Taiwan is one of the top destinations for expats for a variety of reasons including safety, comfort, convenience, culture, food, socialising and employment opportunities. A recent survey of expats confirmed that 78% feel welcome in Taiwan against 66% globally.
To live and work in Taiwan you will require a work visa to enter the country, a work permit to work and a residence permit if you intend to stay for more than 90 days. Taiwan residence permits are granted by the Taiwan National Immigration Agency and referred to as Alien Resident Certificates.
Whether via direct ownership, or shares in a Taiwan registered property-owning company, there are few restrictions on foreigners buying a house in Taiwan. While still subject to government approval, where there is a reciprocal arrangement with the individual’s country of origin this should be straightforward.
House prices in Taiwan are amongst the most expensive in Asia. A property in the expat hotspot of Taipei will cost you circa US$7000 per square metre. Conversely, real estate rental yields in Taipei are relatively low at just 1.5%, with many people preferring to rent rather than buy.
In general, the rate of crime in Taiwan is relatively low, with violent crime rare. Hence the popularity amongst expats. Any criminal activity tends to revolve around petty crimes such as pickpocketing and purse snatching. However, there may be crime hotspots in some areas of the larger cities which should be avoided.
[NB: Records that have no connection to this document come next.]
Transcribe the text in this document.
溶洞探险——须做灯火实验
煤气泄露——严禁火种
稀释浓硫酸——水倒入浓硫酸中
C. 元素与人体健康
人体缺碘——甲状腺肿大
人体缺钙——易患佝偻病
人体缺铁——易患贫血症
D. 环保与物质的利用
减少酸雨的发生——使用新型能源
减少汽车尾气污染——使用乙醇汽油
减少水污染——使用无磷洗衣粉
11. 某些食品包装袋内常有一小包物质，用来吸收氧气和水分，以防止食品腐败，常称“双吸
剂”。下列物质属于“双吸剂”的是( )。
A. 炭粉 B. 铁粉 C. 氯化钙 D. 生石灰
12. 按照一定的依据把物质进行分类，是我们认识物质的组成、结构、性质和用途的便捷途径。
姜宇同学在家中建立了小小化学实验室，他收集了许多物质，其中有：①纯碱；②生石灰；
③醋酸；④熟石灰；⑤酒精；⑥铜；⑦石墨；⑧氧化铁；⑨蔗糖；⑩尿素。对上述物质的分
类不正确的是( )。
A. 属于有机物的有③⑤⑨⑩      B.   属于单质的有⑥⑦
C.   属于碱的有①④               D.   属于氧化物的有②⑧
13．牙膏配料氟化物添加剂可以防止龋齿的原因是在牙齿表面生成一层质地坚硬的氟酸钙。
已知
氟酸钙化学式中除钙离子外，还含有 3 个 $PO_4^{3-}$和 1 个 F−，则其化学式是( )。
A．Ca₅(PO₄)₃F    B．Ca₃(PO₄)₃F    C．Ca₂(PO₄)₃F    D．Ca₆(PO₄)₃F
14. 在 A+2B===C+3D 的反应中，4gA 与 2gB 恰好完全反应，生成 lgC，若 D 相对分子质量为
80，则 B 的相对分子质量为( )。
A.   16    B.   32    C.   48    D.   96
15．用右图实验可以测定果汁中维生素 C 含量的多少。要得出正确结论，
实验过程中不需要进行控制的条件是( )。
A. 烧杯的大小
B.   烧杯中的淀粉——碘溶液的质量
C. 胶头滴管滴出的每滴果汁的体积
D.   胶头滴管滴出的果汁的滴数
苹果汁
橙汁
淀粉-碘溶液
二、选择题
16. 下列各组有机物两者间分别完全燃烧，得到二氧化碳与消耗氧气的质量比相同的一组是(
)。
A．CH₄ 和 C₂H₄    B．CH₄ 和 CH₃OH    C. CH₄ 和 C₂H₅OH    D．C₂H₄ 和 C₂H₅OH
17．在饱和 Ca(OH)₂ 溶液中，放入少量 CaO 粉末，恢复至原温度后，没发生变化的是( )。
While many expats living in Taiwan reside in New Taipei/Taipei, there are other popular cities such as Taichung, Taichung, Kaohsiung, Taoyuan, Chiayi, Taitung and Yilan. New Taipei and Taipei are the most popular but other cities will have significant expat communities.
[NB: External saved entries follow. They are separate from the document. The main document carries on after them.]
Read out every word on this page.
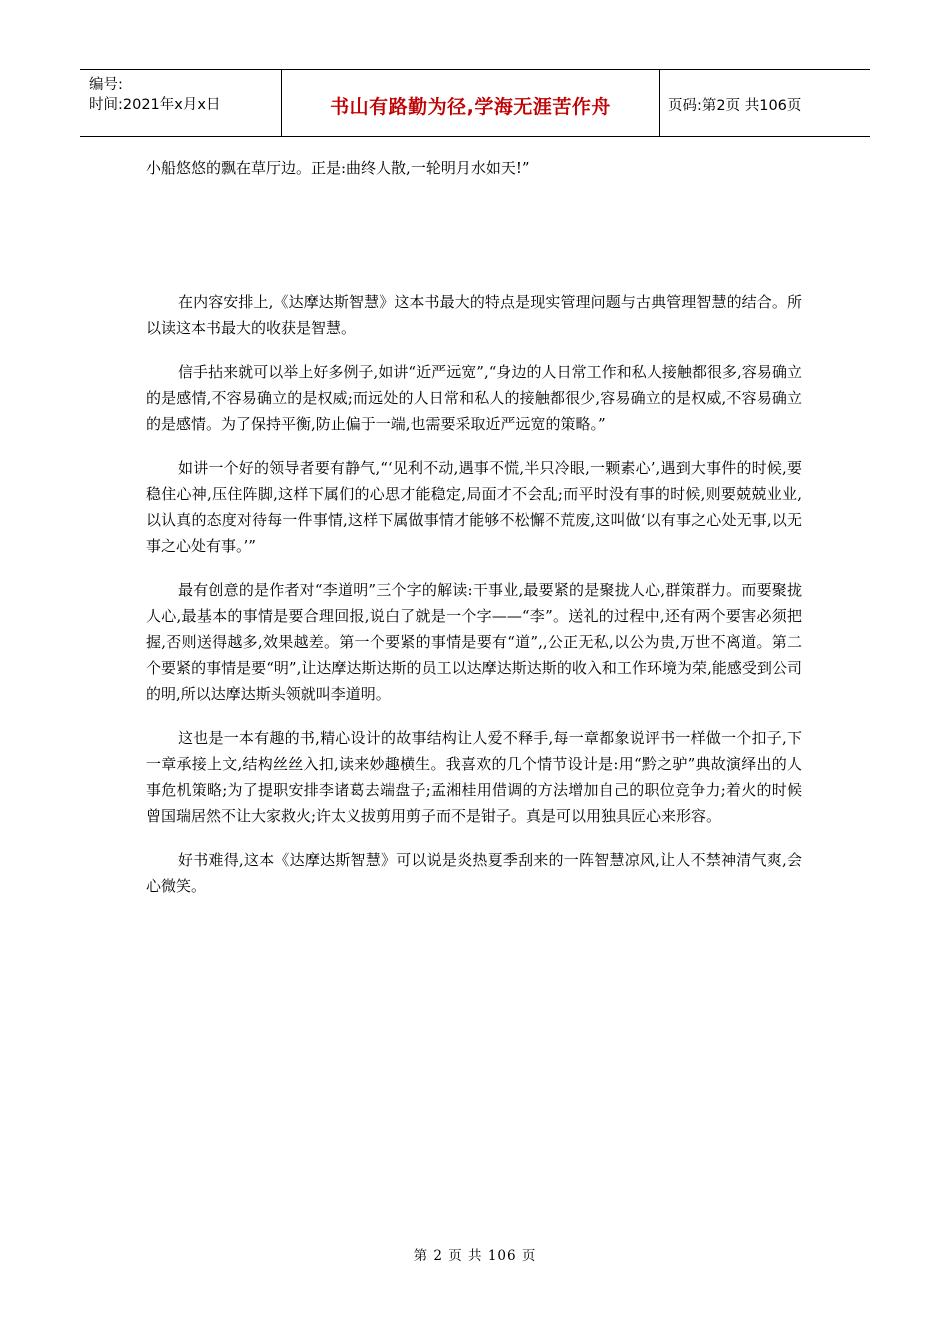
编号:
时间:2021年x月x日	书山有路勤为径,学海无涯苦作舟	页码:第2页 共106页

小船悠悠的飘在草厅边。正是:曲终人散,一轮明月水如天!”

在内容安排上,《达摩达斯智慧》这本书最大的特点是现实管理问题与古典管理智慧的结合。所以读这本书最大的收获是智慧。

信手拈来就可以举上好多例子,如讲“近严远宽”,“身边的人日常工作和私人接触都很多,容易确立的是感情,不容易确立的是权威;而远处的人日常和私人的接触都很少,容易确立的是权威,不容易确立的是感情。为了保持平衡,防止偏于一端,也需要采取近严远宽的策略。”

如讲一个好的领导者要有静气,“‘见利不动,遇事不慌,半只冷眼,一颗素心’,遇到大事件的时候,要稳住心神,压住阵脚,这样下属们的心思才能稳定,局面才不会乱;而平时没有事的时候,则要兢兢业业,以认真的态度对待每一件事情,这样下属做事情才能够不松懈不荒废,这叫做‘以有事之心处无事,以无事之心处有事。’”

最有创意的是作者对“李道明”三个字的解读:干事业,最要紧的是聚拢人心,群策群力。而要聚拢人心,最基本的事情是要合理回报,说白了就是一个字——“李”。送礼的过程中,还有两个要害必须把握,否则送得越多,效果越差。第一个要紧的事情是要有“道”,,公正无私,以公为贵,万世不离道。第二个要紧的事情是要“明”,让达摩达斯达斯的员工以达摩达斯达斯的收入和工作环境为荣,能感受到公司的明,所以达摩达斯头领就叫李道明。

这也是一本有趣的书,精心设计的故事结构让人爱不释手,每一章都象说评书一样做一个扣子,下一章承接上文,结构丝丝入扣,读来妙趣横生。我喜欢的几个情节设计是:用“黔之驴”典故演绎出的人事危机策略;为了提职安排李诸葛去端盘子;孟湘桂用借调的方法增加自己的职位竞争力;着火的时候曾国瑞居然不让大家救火;许太义拔剪用剪子而不是钳子。真是可以用独具匠心来形容。

好书难得,这本《达摩达斯智慧》可以说是炎热夏季刮来的一阵智慧凉风,让人不禁神清气爽,会心微笑。

第 2 页 共 106 页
The Taiwan income tax rate for non-resident aliens is set at 18% of gross salary with a 20% charge on other income. The income tax rates for residents are progressive, starting at just 5% and gradually rising to a top rate of 40%.
After living in Taiwan for a minimum of five years, foreign nationals can apply for citizenship. They must demonstrate good character and the skills to support an independent living. All successful applicants must also demonstrate proficiency in Mandarin Chinese. The Taiwan passport ranks in the 30s of the worldwide league and is relatively sought after.
Under Taiwan regulations, citizens and expats are mandated to contribute to the public healthcare system in Taiwan, known as the National Health Insurance (NHI). Contributions are deducted at source by employers who will register individuals with the NHI. Those who are self-employed will need to register themselves.